We returned to Oregon March 18 and have since finished up removing the remaining sod in the backyard, an additional area approximately 8×20 feet, bounded again in landscape timbers. There is a small area of turf left on the east side of the house for Billie and picnics with Hannah. With the surge of spring grass growth, and being lawn neophytes, we were caught flat-footed and had to methodically ruminate on possible solutions (get it? ruminant, ruminate…hahaha — this is literally a cow town, after all). And it’s true, watching the neighbors tackle their lawns spurred us into action — keeping up with the Mooks, as the residents of Tillamooks call themselves. Ultimately we went with a battery-powered weed-whacker hybrid thingy on a wheeled chassis that works fine on the small amount of turf in the back and the handkerchief-sized portions in the front. Not a jot of work has been done yet to the front of the house, other than whacking the lawn back, and that may be true for some time…
It’s all very flat and vegetable gardenish. I won’t be planting much large woody stuff, trees and big shrubs. All growing surfaces have been mulched with local crushed bark, cheap and plentiful, and the back garden drains freely and is now mudproof. The weather is volatile, changeable, mercurial — one steps outside after a downpour into blinding shafts of sunlight. Planting has tentatively begun in the ground, though a couple of the stock tanks were planted in October. The rubber mulch used by former owners under playground equipment in one-fourth of the yard was ultimately bagged up and sent to the dump. Bags and bags of it. Marty handled this chore. My preference was to keep mostly everything on site, but a clean sweep seemed the best approach for materials made from used tires.
This image by Claire Takacs of Andy Salter’s garden in Kent, England, gave me some much-needed courage. This is all I want, to be surrounded by a surge of growth in spring and summer. No need for year-round interest because we most likely won’t be here for much of the winter. But I’ll definitely be making a bigger bulb order this July/August.
Lots of plants came up from the Long Beach garden, but there are a few mail orders still awaiting delivery and a bit of local shopping. I managed a trip to Hortlandia in early April and had so much fun debating what plants to buy that the camera never left its pouch.

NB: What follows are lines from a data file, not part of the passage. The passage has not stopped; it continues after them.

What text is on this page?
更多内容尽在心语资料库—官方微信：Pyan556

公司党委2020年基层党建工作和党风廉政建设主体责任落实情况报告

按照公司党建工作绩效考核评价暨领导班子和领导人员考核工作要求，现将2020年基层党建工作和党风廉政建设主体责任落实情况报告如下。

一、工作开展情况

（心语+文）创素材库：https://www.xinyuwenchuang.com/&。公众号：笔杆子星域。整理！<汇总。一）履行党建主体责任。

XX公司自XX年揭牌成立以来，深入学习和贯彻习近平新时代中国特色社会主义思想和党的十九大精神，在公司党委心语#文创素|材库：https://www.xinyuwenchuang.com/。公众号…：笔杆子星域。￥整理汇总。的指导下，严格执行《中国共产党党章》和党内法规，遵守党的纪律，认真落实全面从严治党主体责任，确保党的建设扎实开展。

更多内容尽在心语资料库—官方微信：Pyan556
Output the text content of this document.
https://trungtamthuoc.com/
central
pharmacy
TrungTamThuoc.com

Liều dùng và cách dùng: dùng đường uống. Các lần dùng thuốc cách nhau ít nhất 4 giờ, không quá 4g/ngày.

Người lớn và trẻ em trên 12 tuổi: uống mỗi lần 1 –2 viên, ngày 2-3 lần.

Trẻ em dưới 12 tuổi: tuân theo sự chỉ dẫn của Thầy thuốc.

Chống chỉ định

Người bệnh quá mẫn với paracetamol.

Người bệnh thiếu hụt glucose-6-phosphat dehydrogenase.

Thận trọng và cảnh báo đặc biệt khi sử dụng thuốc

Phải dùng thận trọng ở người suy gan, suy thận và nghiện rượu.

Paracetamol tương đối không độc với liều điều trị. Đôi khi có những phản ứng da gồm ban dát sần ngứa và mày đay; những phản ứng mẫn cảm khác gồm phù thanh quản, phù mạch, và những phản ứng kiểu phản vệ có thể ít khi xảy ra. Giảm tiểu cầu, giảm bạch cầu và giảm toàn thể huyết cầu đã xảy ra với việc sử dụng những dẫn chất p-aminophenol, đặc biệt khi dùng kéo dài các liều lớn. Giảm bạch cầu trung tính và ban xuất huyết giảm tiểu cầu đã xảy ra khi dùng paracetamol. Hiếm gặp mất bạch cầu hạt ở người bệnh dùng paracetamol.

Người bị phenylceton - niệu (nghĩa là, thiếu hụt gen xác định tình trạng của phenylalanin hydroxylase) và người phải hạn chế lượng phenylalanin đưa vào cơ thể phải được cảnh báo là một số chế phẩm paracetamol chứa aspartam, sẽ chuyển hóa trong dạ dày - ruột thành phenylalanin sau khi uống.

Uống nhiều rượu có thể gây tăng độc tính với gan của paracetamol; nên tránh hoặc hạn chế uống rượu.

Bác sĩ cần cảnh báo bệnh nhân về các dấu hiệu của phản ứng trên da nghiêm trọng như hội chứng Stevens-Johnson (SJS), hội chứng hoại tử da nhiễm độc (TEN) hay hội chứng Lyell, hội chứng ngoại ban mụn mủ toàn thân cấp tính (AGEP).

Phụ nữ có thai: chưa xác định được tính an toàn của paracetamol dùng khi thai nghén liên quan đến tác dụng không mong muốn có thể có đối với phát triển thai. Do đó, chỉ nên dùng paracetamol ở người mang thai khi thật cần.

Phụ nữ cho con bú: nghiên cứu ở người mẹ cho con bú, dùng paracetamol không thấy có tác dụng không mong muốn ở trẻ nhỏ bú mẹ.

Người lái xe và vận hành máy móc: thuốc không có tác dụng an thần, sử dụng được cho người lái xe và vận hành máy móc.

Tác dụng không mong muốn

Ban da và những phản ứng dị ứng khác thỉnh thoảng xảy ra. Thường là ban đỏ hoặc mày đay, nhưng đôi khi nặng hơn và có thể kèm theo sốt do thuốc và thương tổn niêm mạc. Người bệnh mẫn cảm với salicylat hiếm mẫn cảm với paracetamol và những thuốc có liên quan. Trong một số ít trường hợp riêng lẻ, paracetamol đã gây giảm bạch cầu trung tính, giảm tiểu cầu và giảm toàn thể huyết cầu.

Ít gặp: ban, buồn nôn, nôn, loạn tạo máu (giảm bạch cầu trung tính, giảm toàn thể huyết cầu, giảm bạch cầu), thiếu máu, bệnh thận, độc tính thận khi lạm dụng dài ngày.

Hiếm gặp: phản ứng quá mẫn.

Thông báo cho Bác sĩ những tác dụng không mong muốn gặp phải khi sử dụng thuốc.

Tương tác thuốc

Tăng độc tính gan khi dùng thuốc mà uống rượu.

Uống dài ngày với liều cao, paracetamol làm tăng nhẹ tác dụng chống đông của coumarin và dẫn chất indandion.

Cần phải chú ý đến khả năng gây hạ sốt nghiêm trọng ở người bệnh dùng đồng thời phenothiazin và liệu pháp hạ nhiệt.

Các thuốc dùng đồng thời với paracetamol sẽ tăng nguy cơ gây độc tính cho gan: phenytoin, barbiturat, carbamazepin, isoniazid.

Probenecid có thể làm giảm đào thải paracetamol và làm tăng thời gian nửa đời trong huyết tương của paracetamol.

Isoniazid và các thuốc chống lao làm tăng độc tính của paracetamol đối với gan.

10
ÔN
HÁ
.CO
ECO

I did visit a nearby independent nursery, Monkey Business 101, that centers its business around growing Monkey Puzzle Trees, Auricaria auracana. There is a large Monkey Puzzle Tree in my neighborhood, and I’ve since found out that Portland has more of these trees outside of its native Chile than anywhere else. Apparently, John Muir was a huge fan and traveled to Chile to see native stands of this relic of the ages, Chile’s national tree. The cool and rainy coastal conditions are apparently to its liking — makes me want to further explore Chilean plant lists!
Bulbs and rhodies are coloring up the neighborhood, and the recent snow event hasn’t seemed to slow them down. We are very much strangers in a strange land, but working out how to make a garden seems to me to be a great way to get acquainted. More soon, AGO.